Non riusciamo ad assumere tracciatori. I soldi ci sono, i posti anche, il fabbisogno è enorme, manca solo la firma sul contratto. Quella firma non arriva. E il risultato è che oggi, nel pieno della seconda ondata, ci sono 49mila italiani che si sono messi a disposizione dei Dipartimenti di prevenzione sanitaria per aiutare nelle indagini epidemiologiche eppure le Regioni non li stanno chiamando. Gli elenchi dei nomi sono chiusi nei cassetti degli assessorati, soffocati dalla burocrazia che non lesina lentezza neanche in queste settimane di emergenza massima.
Sono medici, infermieri, assistenti sanitari, tecnici della prevenzione, studenti universitari in discipline infermieristiche e sanitarie, diplomati volenterosi. Al 6 novembre sui 2.000 assumibili (ma, vedremo, potrebbero essere molti di più) ne sono stati contrattualizzati appena 428. Un quinto. La maggior parte delle Regioni è a quota zero. Come è possibile? Governo e Istituto superiore di sanità non hanno detto che il contact tracing è in default proprio perché mancano operatori nelle task force delle Asl?

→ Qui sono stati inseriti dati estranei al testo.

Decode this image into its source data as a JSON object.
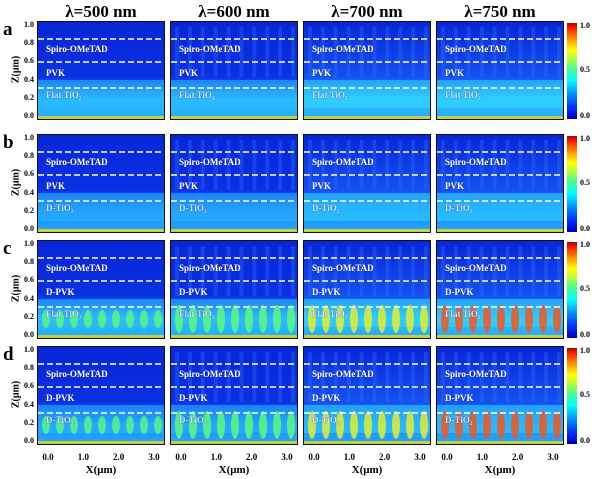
{
  "columns": [
    "λ=500 nm",
    "λ=600 nm",
    "λ=700 nm",
    "λ=750 nm"
  ],
  "rows": [
    {
      "letter": "a",
      "labels": [
        "Spiro-OMeTAD",
        "PVK",
        "Flat TiO₂"
      ]
    },
    {
      "letter": "b",
      "labels": [
        "Spiro-OMeTAD",
        "PVK",
        "D-TiO₂"
      ]
    },
    {
      "letter": "c",
      "labels": [
        "Spiro-OMeTAD",
        "D-PVK",
        "Flat TiO₂"
      ]
    },
    {
      "letter": "d",
      "labels": [
        "Spiro-OMeTAD",
        "D-PVK",
        "D-TiO₂"
      ]
    }
  ],
  "y_axis": {
    "label": "Z(μm)",
    "ticks": [
      "1.0",
      "0.8",
      "0.6",
      "0.4",
      "0.2",
      "0.0"
    ]
  },
  "x_axis": {
    "label": "X(μm)",
    "ticks": [
      "0.0",
      "1.0",
      "2.0",
      "3.0"
    ]
  },
  "colorbar": {
    "ticks": [
      "1.0",
      "0.5",
      "0.0"
    ]
  },
  "colors": {
    "background_field": "#0a28e0",
    "dashed_lines": "#ffffff"
  }
}
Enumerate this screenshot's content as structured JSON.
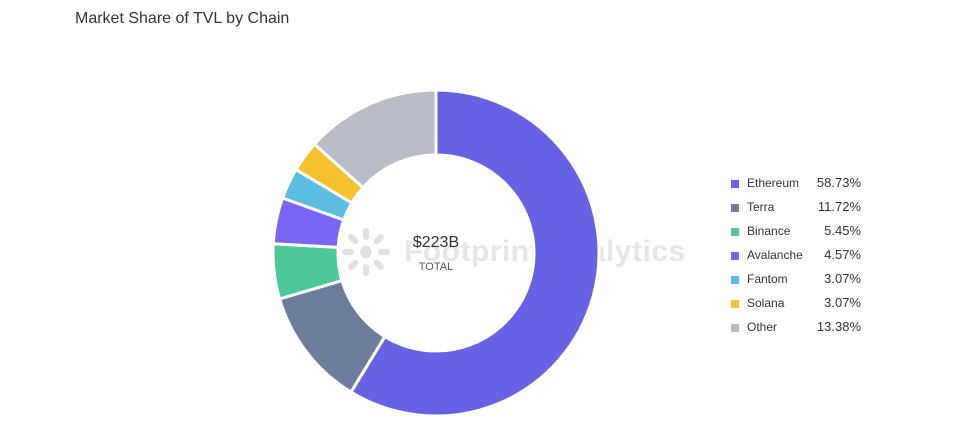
{
  "chart_data": {
    "type": "pie",
    "title": "Market Share of TVL by Chain",
    "center_value": "$223B",
    "center_label": "TOTAL",
    "watermark": "Footprint Analytics",
    "legend_position": "right",
    "categories": [
      "Ethereum",
      "Terra",
      "Binance",
      "Avalanche",
      "Fantom",
      "Solana",
      "Other"
    ],
    "values": [
      58.73,
      11.72,
      5.45,
      4.57,
      3.07,
      3.07,
      13.38
    ],
    "value_labels": [
      "58.73%",
      "11.72%",
      "5.45%",
      "4.57%",
      "3.07%",
      "3.07%",
      "13.38%"
    ],
    "colors": [
      "#6563e4",
      "#6b7c9d",
      "#4cc89a",
      "#7a66f5",
      "#5bbde0",
      "#f5c12c",
      "#b8bcc6"
    ]
  }
}
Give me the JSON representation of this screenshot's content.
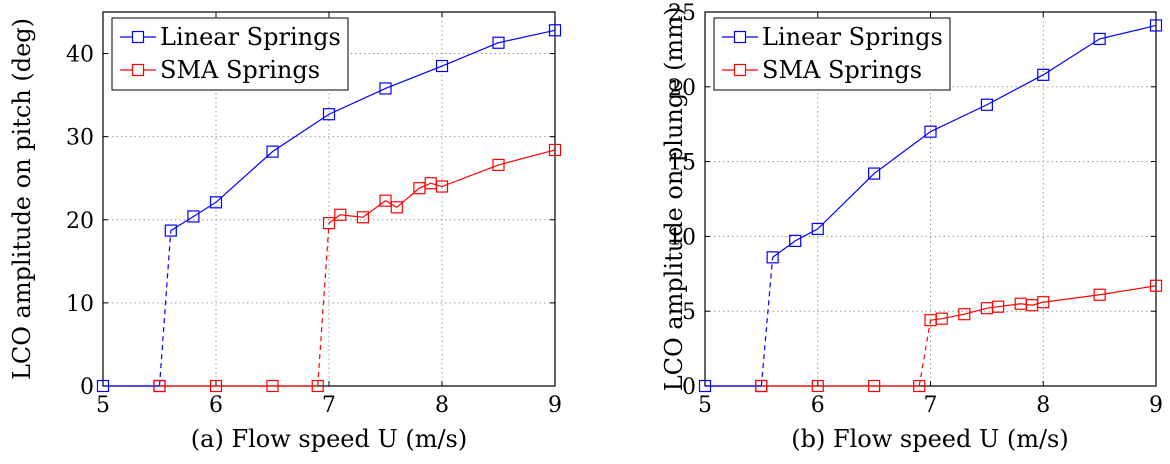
{
  "chart_data": [
    {
      "type": "line",
      "xlabel": "(a) Flow speed U (m/s)",
      "ylabel": "LCO amplitude on pitch (deg)",
      "xlim": [
        5,
        9
      ],
      "ylim": [
        0,
        45
      ],
      "xticks": [
        5,
        6,
        7,
        8,
        9
      ],
      "yticks": [
        0,
        10,
        20,
        30,
        40
      ],
      "grid": true,
      "legend_position": "top-left",
      "series": [
        {
          "name": "Linear Springs",
          "color": "#0000ff",
          "pre": [
            [
              5,
              0
            ],
            [
              5.5,
              0
            ]
          ],
          "jump": [
            [
              5.5,
              0
            ],
            [
              5.6,
              18.7
            ]
          ],
          "post": [
            [
              5.6,
              18.7
            ],
            [
              5.8,
              20.4
            ],
            [
              6,
              22.1
            ],
            [
              6.5,
              28.2
            ],
            [
              7,
              32.7
            ],
            [
              7.5,
              35.8
            ],
            [
              8,
              38.5
            ],
            [
              8.5,
              41.3
            ],
            [
              9,
              42.8
            ]
          ]
        },
        {
          "name": "SMA Springs",
          "color": "#ff0000",
          "pre": [
            [
              5.5,
              0
            ],
            [
              6,
              0
            ],
            [
              6.5,
              0
            ],
            [
              6.9,
              0
            ]
          ],
          "jump": [
            [
              6.9,
              0
            ],
            [
              7,
              19.6
            ]
          ],
          "post": [
            [
              7,
              19.6
            ],
            [
              7.1,
              20.6
            ],
            [
              7.3,
              20.3
            ],
            [
              7.5,
              22.3
            ],
            [
              7.6,
              21.5
            ],
            [
              7.8,
              23.8
            ],
            [
              7.9,
              24.4
            ],
            [
              8,
              24
            ],
            [
              8.5,
              26.6
            ],
            [
              9,
              28.4
            ]
          ]
        }
      ]
    },
    {
      "type": "line",
      "xlabel": "(b) Flow speed U (m/s)",
      "ylabel": "LCO amplitude on plunge (mm)",
      "xlim": [
        5,
        9
      ],
      "ylim": [
        0,
        25
      ],
      "xticks": [
        5,
        6,
        7,
        8,
        9
      ],
      "yticks": [
        0,
        5,
        10,
        15,
        20,
        25
      ],
      "grid": true,
      "legend_position": "top-left",
      "series": [
        {
          "name": "Linear Springs",
          "color": "#0000ff",
          "pre": [
            [
              5,
              0
            ],
            [
              5.5,
              0
            ]
          ],
          "jump": [
            [
              5.5,
              0
            ],
            [
              5.6,
              8.6
            ]
          ],
          "post": [
            [
              5.6,
              8.6
            ],
            [
              5.8,
              9.7
            ],
            [
              6,
              10.5
            ],
            [
              6.5,
              14.2
            ],
            [
              7,
              17
            ],
            [
              7.5,
              18.8
            ],
            [
              8,
              20.8
            ],
            [
              8.5,
              23.2
            ],
            [
              9,
              24.1
            ]
          ]
        },
        {
          "name": "SMA Springs",
          "color": "#ff0000",
          "pre": [
            [
              5.5,
              0
            ],
            [
              6,
              0
            ],
            [
              6.5,
              0
            ],
            [
              6.9,
              0
            ]
          ],
          "jump": [
            [
              6.9,
              0
            ],
            [
              7,
              4.4
            ]
          ],
          "post": [
            [
              7,
              4.4
            ],
            [
              7.1,
              4.5
            ],
            [
              7.3,
              4.8
            ],
            [
              7.5,
              5.2
            ],
            [
              7.6,
              5.3
            ],
            [
              7.8,
              5.5
            ],
            [
              7.9,
              5.4
            ],
            [
              8,
              5.6
            ],
            [
              8.5,
              6.1
            ],
            [
              9,
              6.7
            ]
          ]
        }
      ]
    }
  ]
}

Questa ennesima disfunzione della macchina pubblica origina il 24 ottobre. Quel giorno la Protezione civile, su richiesta del ministro delle Autonomie, Francesco Boccia, e di quello della Salute, Roberto Speranza, pubblica un bando (ordinanza n. 709) per il reperimento urgente di forze da impiegare nel tracciamento: 1.500 tra medici, tecnici e infermieri e 500 amministrativi. «È un bando sulla falsariga di quello di marzo, quando cercavamo personale per la Lombardia e le regioni sotto stress», spiegano i tecnici del governo. Come allora, la risposta è straordinaria: le richieste sono 49mila.
Sono tutti disoccupati, liberi professionisti o inoccupati. Sono 9.282 medici, 2.717 infermieri, 1.982 assistenti, 8.210 studenti e 26.545 amministrativi. Il 26 ottobre la Protezione civile chiude il bando. Il 27, un martedì, invia gli elenchi a tutte le Regioni. Nelle stesse ore il ministero della Salute certifica il fallimento del sistema di contact tracing , proprio per la mancanza di tracciatori. Bene: era lecito aspettarsi che le Regioni attingessero a piene mani da quegli elenchi. Anche perché il ministro Boccia e il commissario straordinario all’emergenza Domenico Arcuri hanno fatto sapere — sia informalmente sia formalmente — che il limite delle duemila unità era da considerarsi indicativo, dunque superabile. «Prendete le persone di cui avete bisogno», è stato il messaggio.
E invece molte Regioni sono rimaste, sinora, inerti. La Toscana è la sola che ha assunto un numero robusto di unità, 242. Cinquantuno sono andate a lavorare in Veneto, 42 nelle Marche, 27 in Umbria, 25 in Liguria. Clamorose, però, le Regioni a quota zero. La Puglia chiude le scuole per mancanza di tracciatori e non usa le disponibilità della Protezione civile: nell’elenco ci sarebbero 737 medici, 158 infermieri, 266 tecnici della prevenzione da cui pescare per rafforzare il tracciamento. A zero la Campania e la Calabria che avrebbero la disponibilità di cinquemila persone referenziate, a zero il Piemonte, da dove però fanno sapere che, nei prossimi giorni, sigleranno i primi contratti. Ma perché nessuno li ha chiamati prima?
Le giustificazioni opposte da alcuni uffici regionali lasciano senza parole. Burocrazia, incapacità di comunicare con il sistema sanitario centrale, indisponibilità di personale che faccia le selezioni. Risultato: ieri sera alcuni direttori generali delle Asl non sapevano nemmeno dell’esistenza di questo elenco.